LimnoTech brought its extensive knowledge of how rivers flow and move sediments to a collaborative working relationship with the ecologists and architects working on the project to “Engineer a River.” The team created a plan for the development of the Don Lands. Elements of the plan include the design of levees and flood protection landforms; the development of dams and flow control structures that manage both low flows for ecological benefit and extreme flows for flood protection; plans for navigational channel maintenance and dockwall modifications; and the design of bridge piers and channel armoring to manage flood induced scour.

During the detailed design process, LimnoTech developed a highly resolved 2‐dimensional flow and sediment transport models in MIKE 21 and EFDC/SEDZLJ to guide the rest of the design team in meeting the project flood protection requirements while informing the design of adjacent bridges and infrastructure systems and the ecosystem restoration. The detailed hydraulic design includes evaluating the proposed flood protection measures, including channel modifications, a new river outlet to the Toronto Inner Harbor, and an overflow spillway to the Ship Channel activated during high flow events.

The detailed hydrodynamic models were applied to inform the design of the ecosystem restoration, including evaluation of shear stresses and hydrodynamic forces on natural bank stabilization measures and analysis of the inundation frequency of the riverine wetland systems based on the seasonally varying Lake Ontario water levels and the river flows to guide plant selection.

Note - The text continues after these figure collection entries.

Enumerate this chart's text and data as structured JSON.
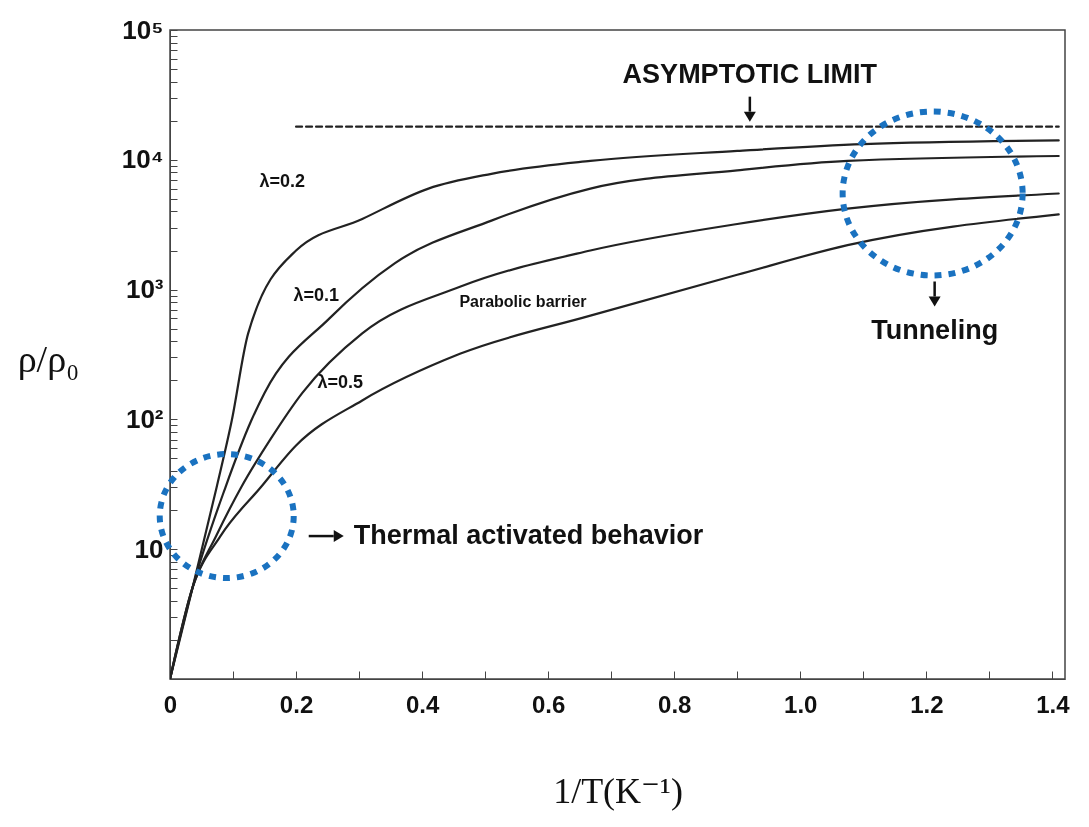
{
  "chart_data": {
    "type": "line",
    "xlabel": "1/T(K⁻¹)",
    "ylabel": "ρ/ρ₀",
    "log": true,
    "grid": false,
    "marker": "none",
    "xlim": [
      0,
      1.42
    ],
    "ylim": [
      1,
      100000
    ],
    "xticks": [
      0,
      {
        "value": 0.1,
        "label": null
      },
      0.2,
      {
        "value": 0.3,
        "label": null
      },
      0.4,
      {
        "value": 0.5,
        "label": null
      },
      0.6,
      {
        "value": 0.7,
        "label": null
      },
      0.8,
      {
        "value": 0.9,
        "label": null
      },
      {
        "value": 1,
        "label": "1.0"
      },
      {
        "value": 1.1,
        "label": null
      },
      1.2,
      {
        "value": 1.3,
        "label": null
      },
      1.4
    ],
    "yticks": [
      {
        "value": 2,
        "label": null
      },
      {
        "value": 3,
        "label": null
      },
      {
        "value": 4,
        "label": null
      },
      {
        "value": 5,
        "label": null
      },
      {
        "value": 6,
        "label": null
      },
      {
        "value": 7,
        "label": null
      },
      {
        "value": 8,
        "label": null
      },
      {
        "value": 9,
        "label": null
      },
      10,
      {
        "value": 20,
        "label": null
      },
      {
        "value": 30,
        "label": null
      },
      {
        "value": 40,
        "label": null
      },
      {
        "value": 50,
        "label": null
      },
      {
        "value": 60,
        "label": null
      },
      {
        "value": 70,
        "label": null
      },
      {
        "value": 80,
        "label": null
      },
      {
        "value": 90,
        "label": null
      },
      {
        "value": 100,
        "label": "10²"
      },
      {
        "value": 200,
        "label": null
      },
      {
        "value": 300,
        "label": null
      },
      {
        "value": 400,
        "label": null
      },
      {
        "value": 500,
        "label": null
      },
      {
        "value": 600,
        "label": null
      },
      {
        "value": 700,
        "label": null
      },
      {
        "value": 800,
        "label": null
      },
      {
        "value": 900,
        "label": null
      },
      {
        "value": 1000,
        "label": "10³"
      },
      {
        "value": 2000,
        "label": null
      },
      {
        "value": 3000,
        "label": null
      },
      {
        "value": 4000,
        "label": null
      },
      {
        "value": 5000,
        "label": null
      },
      {
        "value": 6000,
        "label": null
      },
      {
        "value": 7000,
        "label": null
      },
      {
        "value": 8000,
        "label": null
      },
      {
        "value": 9000,
        "label": null
      },
      {
        "value": 10000,
        "label": "10⁴"
      },
      {
        "value": 20000,
        "label": null
      },
      {
        "value": 30000,
        "label": null
      },
      {
        "value": 40000,
        "label": null
      },
      {
        "value": 50000,
        "label": null
      },
      {
        "value": 60000,
        "label": null
      },
      {
        "value": 70000,
        "label": null
      },
      {
        "value": 80000,
        "label": null
      },
      {
        "value": 90000,
        "label": null
      },
      {
        "value": 100000,
        "label": "10⁵"
      }
    ],
    "series": [
      {
        "name": "λ=0.2",
        "color": "#222222",
        "x": [
          0,
          0.036,
          0.074,
          0.098,
          0.124,
          0.2,
          0.305,
          0.41,
          0.51,
          0.667,
          0.9,
          1.1,
          1.41
        ],
        "values": [
          1,
          5.1,
          30,
          98,
          460,
          2000,
          3500,
          6000,
          7800,
          9800,
          11700,
          13200,
          14100
        ]
      },
      {
        "name": "λ=0.1",
        "color": "#222222",
        "x": [
          0,
          0.036,
          0.088,
          0.129,
          0.15,
          0.253,
          0.357,
          0.51,
          0.667,
          0.9,
          1.075,
          1.41
        ],
        "values": [
          1,
          5.1,
          30,
          98,
          160,
          600,
          1600,
          3400,
          6000,
          8300,
          9800,
          10700
        ]
      },
      {
        "name": "Parabolic barrier",
        "color": "#222222",
        "x": [
          0,
          0.036,
          0.073,
          0.113,
          0.16,
          0.21,
          0.305,
          0.46,
          0.667,
          0.9,
          1.075,
          1.41
        ],
        "values": [
          1,
          5.1,
          12.6,
          30,
          71,
          160,
          460,
          1050,
          2000,
          3200,
          4200,
          5500
        ]
      },
      {
        "name": "λ=0.5",
        "color": "#222222",
        "x": [
          0,
          0.036,
          0.08,
          0.144,
          0.2,
          0.305,
          0.46,
          0.667,
          0.9,
          1.075,
          1.41
        ],
        "values": [
          1,
          5.1,
          12.6,
          30,
          63,
          140,
          320,
          630,
          1300,
          2200,
          3800
        ]
      },
      {
        "type": "line",
        "line_style": "dashed",
        "color": "#222222",
        "x": [
          0.2,
          1.41
        ],
        "values": [
          18000,
          18000
        ]
      }
    ],
    "annotations": [
      {
        "text": "ASYMPTOTIC LIMIT",
        "x": 0.92,
        "y": 18000
      },
      "Thermal activated behavior",
      "Tunneling"
    ]
  }
}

The sediment transport models were applied to evaluate the anticipated scour of the river beds during extreme flow events and to evaluate and design the long‐term maintenance strategy for the Sediment and Debris management area included upstream of the naturalized river mouth. Sediment scour during high‐flow events was evaluated with the sediment transport model to understand the impact of scour and deposition on the flood conveyance capacity and to ensure that adjacent dockwalls, bridge piers, and other infrastructure were designed to be protected during these high‐flow events.

The Outcome

LimnoTech’s experience in hydrodynamics and sediment transport, ecosystem restoration design, and applied urban geomorphology was key in informing the design. The team of scientists, engineers, and architects have developed an award‐winning plan for the development of the Don Lands area that is exceptionally well integrated. The plan includes a revitalized riverine ecology, comprehensive flood management, management of sediment and debris, and creation of recreational opportunities.

Construction on the Port Lands began in December 2017 and is currently estimated for completion by the end of 2024. Once complete, a multi-threaded river mouth will run through a vibrant new neighborhood in Toronto with a highly interwoven mix of commercial and residential development, multi-modal transportation infrastructure, parks, and recreational opportunities. There will be a corridor of river and wetlands that provide the required capacity for flood protection and restore ecological function to a major Great Lakes (Lake Ontario) river mouth.

The project is an economic boon to the City of Toronto, with the potential to add billions of dollars in economic value to the Canadian economy. We are proud of our role in this precedent-setting project and look forward to seeing construction completed in the near future.

This project has received several awards and recognitions, including being selected as one of 16 founding global projects of the Climate Positive Development Program by the Clinton Climate Initiative and the U.S. Green Building Council to demonstrate sustainable development of large-scale urban projects that show cities can grow in ways that are “climate positive.”